Machine-generated hypotheses

1 minute read

We did some fun experiments by automating hypothesis pre-registrations for empirical studies about US-American politics. Specifically, we fine-tuned models to predict how different attitudes are going to correlate in the US public. The models performed quite well when comparing their hypotheses to the actual attitude corrlations (see image below).
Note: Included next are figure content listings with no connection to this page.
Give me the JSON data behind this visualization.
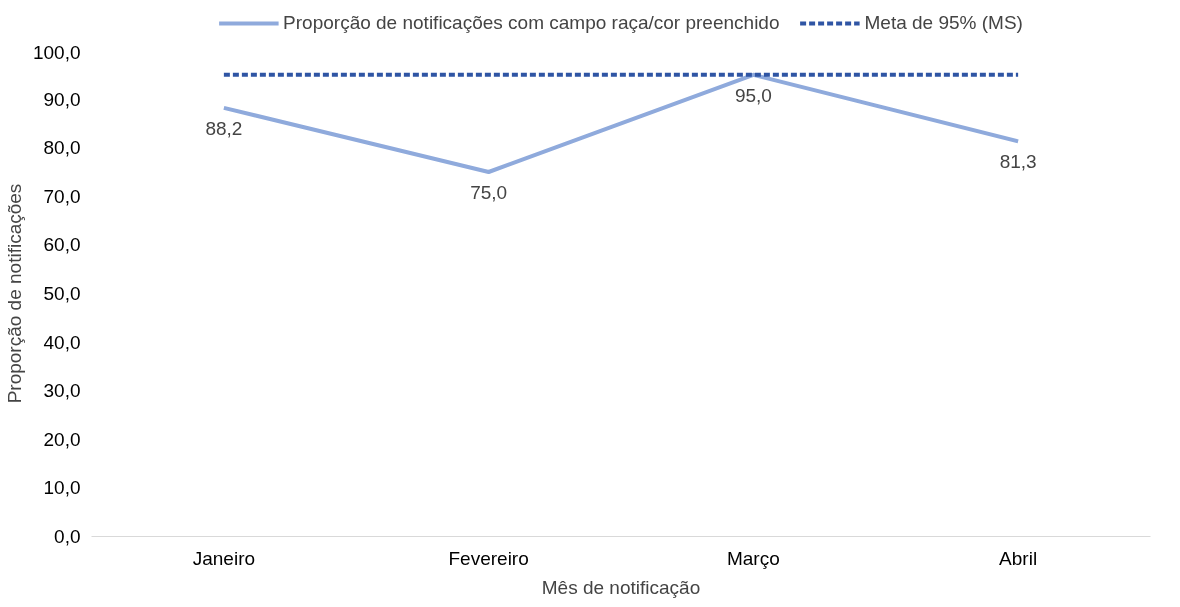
{
  "chart_data": {
    "type": "line",
    "categories": [
      "Janeiro",
      "Fevereiro",
      "Março",
      "Abril"
    ],
    "xlabel": "Mês de notificação",
    "ylabel": "Proporção de notificações",
    "ylim": [
      0,
      100
    ],
    "yticks": [
      {
        "value": 0,
        "label": "0,0"
      },
      {
        "value": 10,
        "label": "10,0"
      },
      {
        "value": 20,
        "label": "20,0"
      },
      {
        "value": 30,
        "label": "30,0"
      },
      {
        "value": 40,
        "label": "40,0"
      },
      {
        "value": 50,
        "label": "50,0"
      },
      {
        "value": 60,
        "label": "60,0"
      },
      {
        "value": 70,
        "label": "70,0"
      },
      {
        "value": 80,
        "label": "80,0"
      },
      {
        "value": 90,
        "label": "90,0"
      },
      {
        "value": 100,
        "label": "100,0"
      }
    ],
    "series": [
      {
        "name": "Proporção de notificações com campo raça/cor preenchido",
        "color": "#8faadc",
        "values": [
          88.2,
          75.0,
          95.0,
          81.3
        ],
        "value_labels": [
          "88,2",
          "75,0",
          "95,0",
          "81,3"
        ],
        "line_style": "solid"
      },
      {
        "name": "Meta de 95% (MS)",
        "color": "#2f55a4",
        "values": [
          95,
          95,
          95,
          95
        ],
        "line_style": "dashed"
      }
    ],
    "grid": false,
    "legend": "top",
    "marker": "none"
  }
}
Top left: Estimated accuracy of GPT-3. Top right: Distribution of empirical correlation coefficients (i.e., prediction targets) and mispredicted coefficients of individual prompts. Bottom left: Prediction accuracies when excluding small correlation coefficients. Bottom right: Isolated performances of prompts. Whiskers signify 95% credible intervals. The accuracy prior followed a beta distribution from 0.5 to 1 with a = 4 and b = 2.

Maybe machines are finally going to take over the behavioral sciences as well. I could concentrate on getting yolked! If you are interested in the work here is the abstract (paper is currently under review).

We test whether GPT-3 can accurately predict study outcomes in the social sciences. Ground truth outcomes were obtained by surveying 600 adult US citizens about their political attitudes. GPT-3 was prompted to predict the direction of the empirical interattitude correlations. Machine-generated hypotheses were accurate in 78% (zeroshot), 94% (five-shot and chained prompting), and 97% (extensive finetuning) of cases. Positive and negative correlations were balanced in the ground truth data. These results encourage the development of more general hypothesis engines. Moreover, they highlight the importance of addressing the numerous ethical and philosophical challenges that arise with hypothesis automation. While hypothesis engines are likely to compete successfully with human researchers in terms of empirical accuracy, they have drawbacks that preclude full automations for the foreseeable future.